A Woman Killed with Kindness at the NT

Some good reviews and an offer on the tickets persuaded me to go and see A Woman Killed with Kindness at the National Theatre.

I had done my usual pre-theatre research, i.e. I had just seen it mentioned in some tweets, so it was something of a shock when the Upstairs Downstairs characters starting speaking in a Shakespearean manner with the prose containing old words and phrases as well as having a steady rhythm to it.

Another surprise was soon to come to me,
As the dialogue rhymed occasionally.

The play opens with a high-society wedding.

We meet some of the groom's friends and in their friendly banter a high-stakes bet is arranged concerning fine country pursuits involving horses and dogs.

The scene shifts to the other half of the stage where we see the house of the friend with whom the bet was made.

He arrives back from the wedding very drunk and is put to bed by his sister and staff.
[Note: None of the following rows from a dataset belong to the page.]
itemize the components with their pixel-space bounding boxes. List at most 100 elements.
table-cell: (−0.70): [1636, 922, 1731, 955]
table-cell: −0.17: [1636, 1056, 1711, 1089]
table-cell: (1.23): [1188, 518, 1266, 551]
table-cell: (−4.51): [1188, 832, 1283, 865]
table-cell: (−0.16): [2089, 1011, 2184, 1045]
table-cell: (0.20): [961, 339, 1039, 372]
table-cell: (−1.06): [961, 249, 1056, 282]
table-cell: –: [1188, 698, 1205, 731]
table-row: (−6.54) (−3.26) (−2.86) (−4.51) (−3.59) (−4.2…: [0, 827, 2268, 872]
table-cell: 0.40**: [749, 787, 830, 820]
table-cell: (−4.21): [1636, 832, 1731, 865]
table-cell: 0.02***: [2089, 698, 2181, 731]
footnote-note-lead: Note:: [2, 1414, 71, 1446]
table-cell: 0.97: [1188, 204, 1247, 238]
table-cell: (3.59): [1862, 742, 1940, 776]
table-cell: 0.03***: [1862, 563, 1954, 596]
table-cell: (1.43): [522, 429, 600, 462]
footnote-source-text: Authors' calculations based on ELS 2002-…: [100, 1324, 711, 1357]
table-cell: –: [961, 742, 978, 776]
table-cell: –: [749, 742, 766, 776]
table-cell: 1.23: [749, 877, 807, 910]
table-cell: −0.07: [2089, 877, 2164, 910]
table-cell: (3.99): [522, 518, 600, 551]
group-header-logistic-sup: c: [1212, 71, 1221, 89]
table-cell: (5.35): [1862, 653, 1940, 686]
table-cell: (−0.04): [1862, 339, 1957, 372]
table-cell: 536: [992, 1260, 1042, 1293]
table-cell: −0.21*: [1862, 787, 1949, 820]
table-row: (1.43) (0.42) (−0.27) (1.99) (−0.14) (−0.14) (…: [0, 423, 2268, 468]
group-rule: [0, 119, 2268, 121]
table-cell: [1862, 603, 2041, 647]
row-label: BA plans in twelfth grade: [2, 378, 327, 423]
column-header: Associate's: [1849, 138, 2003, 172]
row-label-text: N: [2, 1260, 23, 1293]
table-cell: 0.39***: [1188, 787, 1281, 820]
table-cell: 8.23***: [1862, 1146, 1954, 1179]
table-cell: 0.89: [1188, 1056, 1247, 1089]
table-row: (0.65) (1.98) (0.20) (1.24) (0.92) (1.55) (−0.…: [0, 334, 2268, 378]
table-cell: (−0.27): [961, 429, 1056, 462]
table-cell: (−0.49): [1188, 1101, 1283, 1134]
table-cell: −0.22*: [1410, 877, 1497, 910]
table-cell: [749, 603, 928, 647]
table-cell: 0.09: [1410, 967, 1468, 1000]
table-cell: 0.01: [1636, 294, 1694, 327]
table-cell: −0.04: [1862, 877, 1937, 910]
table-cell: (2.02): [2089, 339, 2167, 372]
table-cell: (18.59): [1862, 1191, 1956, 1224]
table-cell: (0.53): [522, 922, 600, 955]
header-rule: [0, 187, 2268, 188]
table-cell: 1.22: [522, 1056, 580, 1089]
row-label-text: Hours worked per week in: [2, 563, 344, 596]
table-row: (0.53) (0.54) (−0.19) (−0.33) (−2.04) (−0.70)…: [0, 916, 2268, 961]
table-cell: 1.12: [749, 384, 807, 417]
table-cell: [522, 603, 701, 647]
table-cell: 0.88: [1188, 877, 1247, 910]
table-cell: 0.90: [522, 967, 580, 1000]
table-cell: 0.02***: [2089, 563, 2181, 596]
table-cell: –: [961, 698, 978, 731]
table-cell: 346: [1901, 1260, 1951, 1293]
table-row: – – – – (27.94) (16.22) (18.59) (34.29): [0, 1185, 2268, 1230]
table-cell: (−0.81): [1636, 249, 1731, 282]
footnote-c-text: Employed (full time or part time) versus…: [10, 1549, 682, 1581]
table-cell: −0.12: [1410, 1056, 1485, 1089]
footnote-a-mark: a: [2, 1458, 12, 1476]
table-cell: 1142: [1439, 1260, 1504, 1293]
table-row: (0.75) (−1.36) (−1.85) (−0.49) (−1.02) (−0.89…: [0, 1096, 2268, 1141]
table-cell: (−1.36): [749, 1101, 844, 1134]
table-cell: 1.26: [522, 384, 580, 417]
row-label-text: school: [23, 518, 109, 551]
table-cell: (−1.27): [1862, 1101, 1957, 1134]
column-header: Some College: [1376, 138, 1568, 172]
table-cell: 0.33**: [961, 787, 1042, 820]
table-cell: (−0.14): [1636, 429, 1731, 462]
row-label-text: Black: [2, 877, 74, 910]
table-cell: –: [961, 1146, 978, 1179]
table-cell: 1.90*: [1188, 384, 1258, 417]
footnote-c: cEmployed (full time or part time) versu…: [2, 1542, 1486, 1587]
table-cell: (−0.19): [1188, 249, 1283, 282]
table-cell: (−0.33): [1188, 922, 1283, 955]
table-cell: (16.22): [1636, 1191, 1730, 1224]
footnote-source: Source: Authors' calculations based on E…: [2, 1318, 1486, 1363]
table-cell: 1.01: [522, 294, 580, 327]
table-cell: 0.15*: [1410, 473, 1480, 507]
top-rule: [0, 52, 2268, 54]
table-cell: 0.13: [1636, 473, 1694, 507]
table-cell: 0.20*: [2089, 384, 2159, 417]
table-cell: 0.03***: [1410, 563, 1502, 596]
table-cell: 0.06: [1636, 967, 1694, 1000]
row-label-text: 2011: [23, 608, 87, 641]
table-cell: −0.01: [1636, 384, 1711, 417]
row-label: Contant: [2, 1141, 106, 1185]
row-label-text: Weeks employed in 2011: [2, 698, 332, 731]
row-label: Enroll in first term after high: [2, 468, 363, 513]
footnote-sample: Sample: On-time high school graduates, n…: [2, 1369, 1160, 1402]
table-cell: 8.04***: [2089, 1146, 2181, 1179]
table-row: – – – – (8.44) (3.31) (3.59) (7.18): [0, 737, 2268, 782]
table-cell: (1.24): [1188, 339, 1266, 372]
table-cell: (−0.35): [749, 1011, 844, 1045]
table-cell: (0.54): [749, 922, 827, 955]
This is clearly something that they are used to doing.

The story starts with wedding bliss
But soon things start to go amiss.

The happy couple start off happily enough (though the wedding night itself was graphically grim) and soon the bride becomes a mother.

The trouble starts when a friend of the husband is invited to stay in their house for a while.

He fancies his chances with the bride,
And his advances are not denied.

Disturbingly this relationship starts when she is heavily pregnant.

Nearby things are not going much better.

The alcoholic brother has money troubles and the house is only kept going thanks to the careful management of his sister.

This includes selling some paintings.

A rich friend offers to clear the debt,
But only if wedding demands are met.

And so the tragedy unfolds. In one house a woman is cursed by her illicit relationship and in the other a woman is cursed by the need for money.

Seeing the two stories unfold side by side is very effective and the two hours slides past easily and the now out of date custom of having an interval is not noticed.

The twin tragedies (and the larger one in the title) may come as little surprise but its a good yarn carried along at a decent pace, delivered superbly by the cast and staged intelligently but not fussily.

There may be nothing exceptional about the play but there is nothing at all wrong with it either and what you get is a good solid show. And that's good enough any day.